Which youth were happier in Slovakia in 2013: males, females, or others? Describe your findings as they relate to the hypothesis.
##### Hypothesis 3: What about happiness and age?
Finally, let’s investigate whether there is a relationship between happiness and age. Start by simply plotting `Age` vs. `Happiness.in.life`, adding jitter to the response variable.
There does seem like there *might* be a relationship lurking, but the plot is a bit busy. Instead of plotting *all* the points, let’s group by `Age` and compute averages once again (removing NAs), and then plot average `Age` vs. `Happiness.in.life`.
To do so, after grouping by `Age` and computing averages, assign the data frame that results to a new variable called `happiness_vs_age`. Then, use `mplot` to generate a scatter plot of `happiness_vs_age`, with the `x` variable set to `Age` and the `y` variable set to average happiness.
Include all your code for this hypothesis in code chunks under a section entitled "Hypothesis 3". Report whether you observe a relationship between the two variables.
### Conduct your own analysis
To conclude this studio, we would like you to explore the data set a bit more on your own to come up with your own hypotheses. To see all the variables in the data set, you can use the R command `names(responses)`, and to better understand what each variable represents, you can read through the [survey questionnaire](https://www.kaggle.com/miroslavsabo/young-people-survey).

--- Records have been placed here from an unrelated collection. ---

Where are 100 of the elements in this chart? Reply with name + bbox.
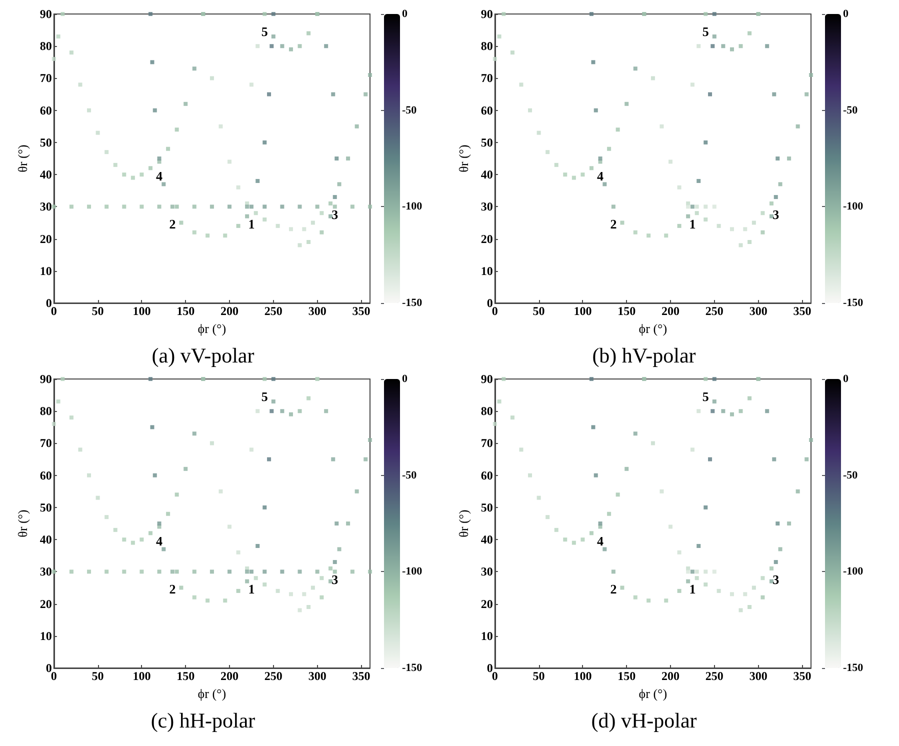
y-tick-label: 50 bbox=[480, 500, 493, 514]
point bbox=[280, 44, 284, 48]
point bbox=[704, 582, 708, 587]
point bbox=[591, 425, 596, 430]
point bbox=[712, 399, 716, 404]
point bbox=[256, 544, 260, 548]
annotation: 1 bbox=[689, 216, 696, 232]
point bbox=[320, 211, 324, 216]
point bbox=[113, 162, 118, 167]
point bbox=[712, 12, 716, 16]
point bbox=[298, 204, 302, 209]
point bbox=[271, 12, 276, 16]
point bbox=[262, 218, 267, 222]
color-bar-label: 0 bbox=[402, 373, 408, 385]
annotation: 2 bbox=[169, 582, 176, 597]
point bbox=[69, 50, 74, 55]
color-bar-label: -100 bbox=[843, 200, 864, 213]
point bbox=[694, 211, 699, 216]
point bbox=[787, 522, 792, 526]
point bbox=[633, 230, 638, 234]
point bbox=[324, 44, 328, 48]
point bbox=[288, 227, 293, 232]
x-tick-label: 100 bbox=[132, 669, 151, 683]
point bbox=[497, 399, 502, 404]
y-tick-label: 90 bbox=[40, 7, 52, 21]
point bbox=[192, 595, 196, 600]
point bbox=[280, 409, 284, 414]
point bbox=[708, 457, 712, 462]
x-tick-label: 250 bbox=[264, 304, 282, 318]
point bbox=[690, 204, 694, 209]
point bbox=[704, 377, 708, 381]
point bbox=[712, 377, 716, 381]
point bbox=[364, 92, 368, 96]
annotation: 3 bbox=[772, 207, 780, 222]
point bbox=[262, 204, 267, 209]
point bbox=[69, 570, 74, 574]
y-tick-label: 30 bbox=[480, 200, 493, 214]
point bbox=[262, 140, 267, 144]
point bbox=[664, 234, 668, 238]
annotation: 2 bbox=[610, 216, 617, 232]
point bbox=[150, 60, 154, 64]
point bbox=[192, 204, 196, 209]
x-tick-label: 300 bbox=[749, 669, 768, 683]
y-tick-label: 50 bbox=[40, 135, 52, 150]
annotation: 4 bbox=[597, 168, 604, 184]
point bbox=[267, 457, 272, 462]
point bbox=[148, 12, 152, 16]
point bbox=[748, 396, 752, 400]
point bbox=[704, 12, 708, 16]
y-tick-label: 70 bbox=[40, 436, 52, 450]
point bbox=[236, 185, 240, 190]
color-bar-label: -150 bbox=[843, 662, 864, 674]
annotation: 4 bbox=[156, 534, 164, 548]
x-tick-label: 350 bbox=[793, 304, 812, 318]
point bbox=[192, 230, 196, 234]
y-tick-label: 60 bbox=[480, 103, 493, 118]
point bbox=[804, 92, 809, 96]
x-tick-label: 100 bbox=[574, 669, 592, 683]
point bbox=[228, 204, 232, 209]
point bbox=[502, 377, 506, 381]
point bbox=[572, 540, 576, 545]
point bbox=[738, 409, 743, 414]
annotation: 4 bbox=[156, 168, 164, 184]
y-tick-label: 10 bbox=[480, 628, 493, 643]
point bbox=[87, 473, 92, 478]
annotation: 5 bbox=[261, 389, 268, 404]
y-tick-label: 80 bbox=[40, 39, 52, 54]
point bbox=[332, 204, 337, 209]
y-tick-label: 40 bbox=[40, 532, 52, 547]
x-tick-label: 200 bbox=[662, 669, 680, 683]
point bbox=[497, 34, 502, 38]
point bbox=[368, 73, 372, 78]
x-tick-label: 100 bbox=[574, 304, 592, 318]
point bbox=[602, 182, 607, 186]
point bbox=[150, 425, 154, 430]
point bbox=[528, 108, 532, 112]
point bbox=[157, 204, 162, 209]
point bbox=[774, 560, 778, 564]
color-bar-label: -150 bbox=[402, 662, 423, 674]
point bbox=[162, 182, 166, 186]
point bbox=[206, 234, 210, 238]
annotation: 5 bbox=[261, 24, 268, 39]
point bbox=[580, 538, 585, 542]
point bbox=[249, 204, 254, 209]
point bbox=[776, 522, 780, 526]
point bbox=[302, 227, 306, 232]
point bbox=[228, 160, 232, 164]
point bbox=[56, 34, 60, 38]
point bbox=[536, 496, 541, 500]
point bbox=[262, 582, 267, 587]
point bbox=[721, 409, 726, 414]
annotation: 3 bbox=[332, 207, 339, 222]
x-tick-label: 250 bbox=[705, 669, 724, 683]
point bbox=[602, 547, 607, 552]
point bbox=[78, 82, 82, 87]
annotation: 3 bbox=[332, 572, 339, 588]
point bbox=[704, 140, 708, 144]
annotation: 1 bbox=[248, 582, 255, 597]
x-tick-label: 250 bbox=[705, 304, 724, 318]
point bbox=[350, 204, 354, 209]
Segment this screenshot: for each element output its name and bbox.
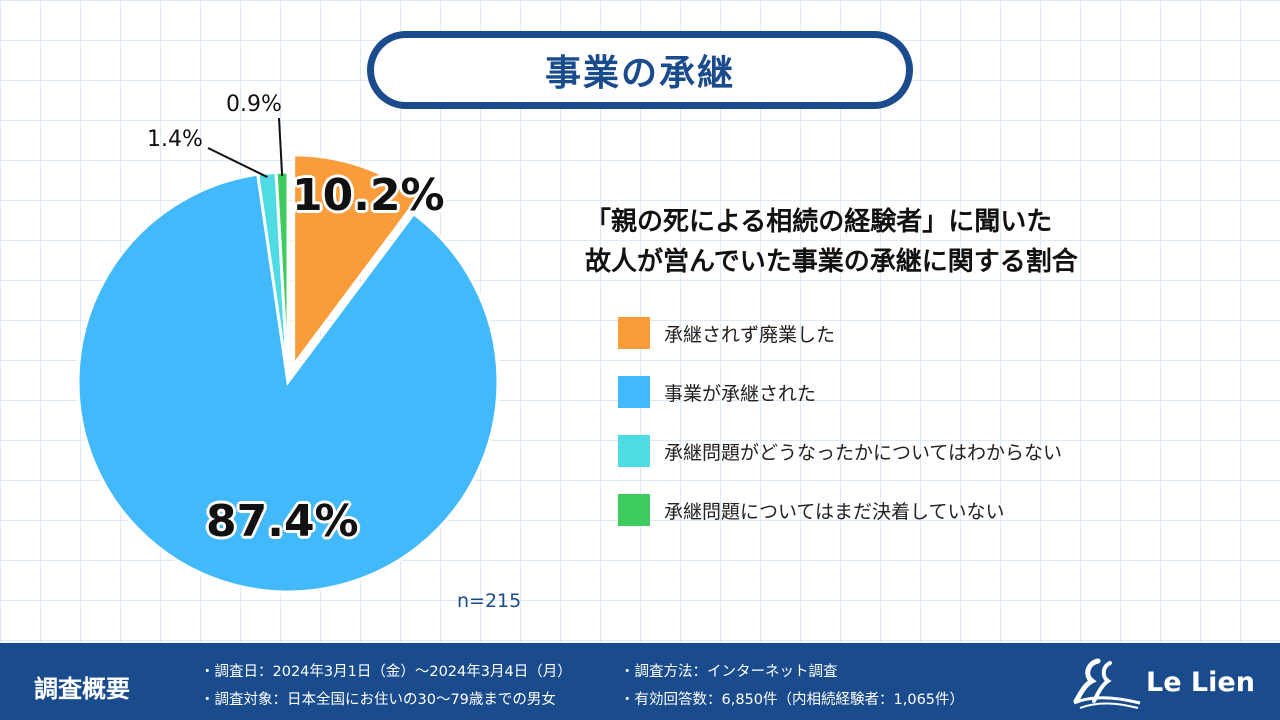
logo-mark-icon <box>1073 658 1141 709</box>
survey-responses: ・有効回答数：6,850件（内相続経験者：1,065件） <box>620 692 965 708</box>
pie-label-abandoned: 10.2% <box>292 170 445 221</box>
survey-method: ・調査方法：インターネット調査 <box>620 664 838 680</box>
legend-swatch-unresolved <box>618 494 650 526</box>
pie-chart <box>76 117 500 594</box>
legend-item: 承継問題についてはまだ決着していない <box>618 492 1062 528</box>
legend-swatch-succeeded <box>618 376 650 408</box>
legend-item: 事業が承継された <box>618 374 1062 410</box>
legend-label: 事業が承継された <box>664 382 817 405</box>
footer-heading: 調査概要 <box>34 675 130 703</box>
pie-label-unknown: 1.4% <box>147 127 203 152</box>
page-title: 事業の承継 <box>374 38 906 102</box>
leader-line-unknown <box>207 147 268 178</box>
logo-text: Le Lien <box>1146 667 1255 698</box>
survey-target: ・調査対象：日本全国にお住いの30～79歳までの男女 <box>200 692 556 708</box>
subtitle-line-1: 「親の死による相続の経験者」に聞いた <box>585 207 1053 237</box>
lelien-logo: Le Lien <box>1070 653 1270 713</box>
pie-label-unresolved: 0.9% <box>226 92 282 117</box>
survey-date: ・調査日：2024年3月1日（金）～2024年3月4日（月） <box>200 664 572 680</box>
chart-subtitle: 「親の死による相続の経験者」に聞いた 故人が営んでいた事業の承継に関する割合 <box>585 202 1225 282</box>
pie-slice-abandoned <box>292 153 422 370</box>
legend-swatch-abandoned <box>618 317 650 349</box>
legend-label: 承継されず廃業した <box>664 323 836 346</box>
pie-label-succeeded: 87.4% <box>206 496 359 547</box>
pie-slice-succeeded <box>76 172 500 594</box>
sample-size: n=215 <box>457 590 522 612</box>
survey-footer: 調査概要 ・調査日：2024年3月1日（金）～2024年3月4日（月） ・調査対… <box>0 643 1280 720</box>
legend-item: 承継されず廃業した <box>618 315 1062 351</box>
legend-item: 承継問題がどうなったかについてはわからない <box>618 433 1062 469</box>
legend-label: 承継問題についてはまだ決着していない <box>664 500 1005 523</box>
legend-label: 承継問題がどうなったかについてはわからない <box>664 441 1063 464</box>
legend-swatch-unknown <box>618 435 650 467</box>
subtitle-line-2: 故人が営んでいた事業の承継に関する割合 <box>585 247 1078 277</box>
leader-line-unresolved <box>278 117 284 177</box>
chart-legend: 承継されず廃業した 事業が承継された 承継問題がどうなったかについてはわからない… <box>618 315 1062 551</box>
title-banner: 事業の承継 <box>367 31 913 109</box>
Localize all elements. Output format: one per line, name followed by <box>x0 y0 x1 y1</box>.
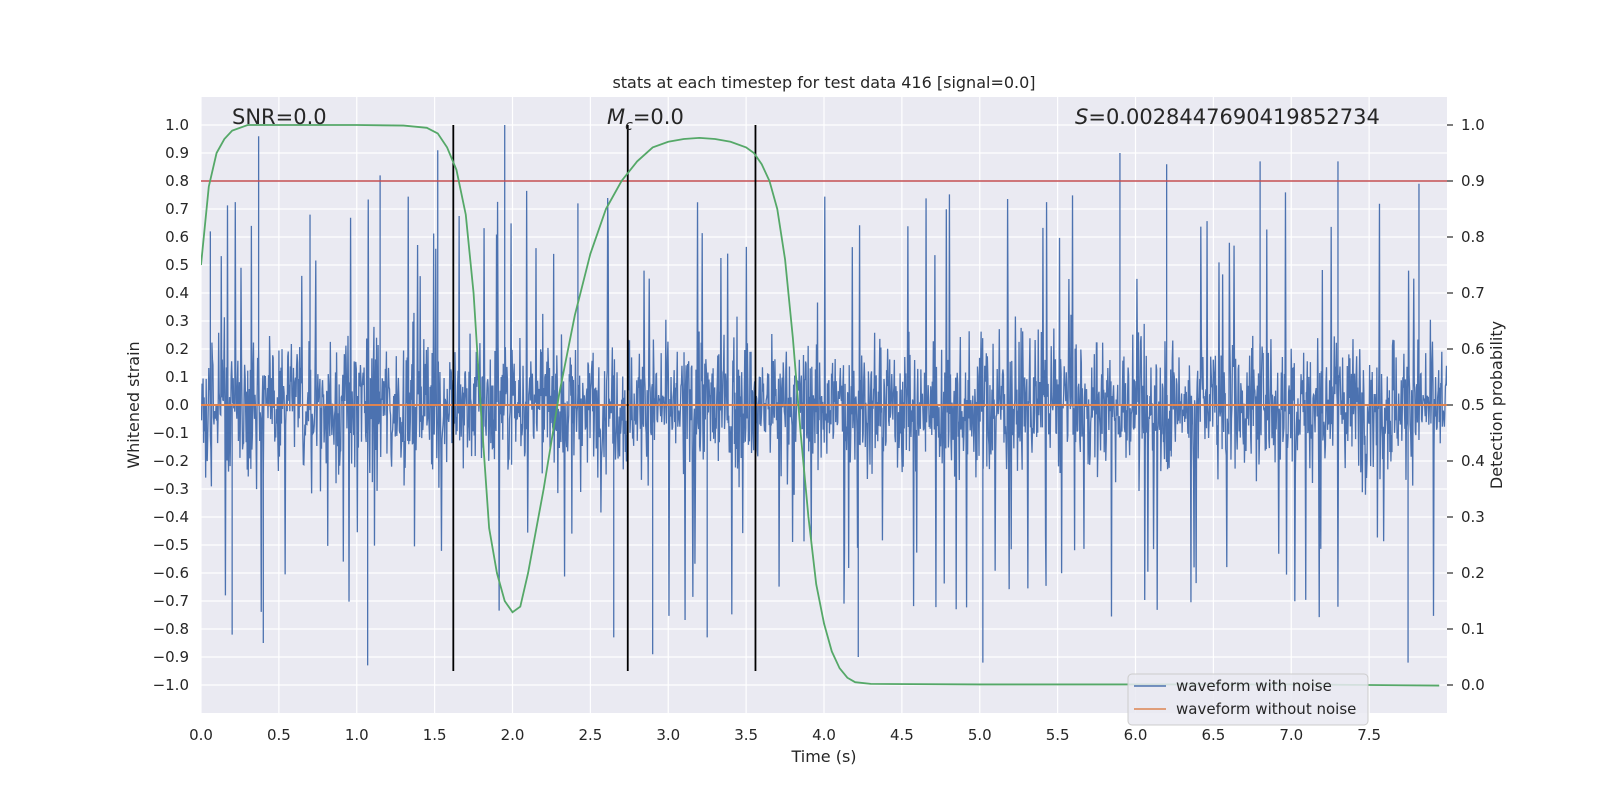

Investigate 3 more hypotheses, so that you have a total of 6. For each hypothesis, you should:
- Use `select`, `filter`, `arrange`, `summarize`, `group_by`, or `mutate` to manipulate the data
- Visualize the data with charts you produce using `mplot`
- Describe your findings
Include all of your code and results in your R Markdown file.
### End of Studio
When you are done please call over a TA to review your work, and check you off for this studio.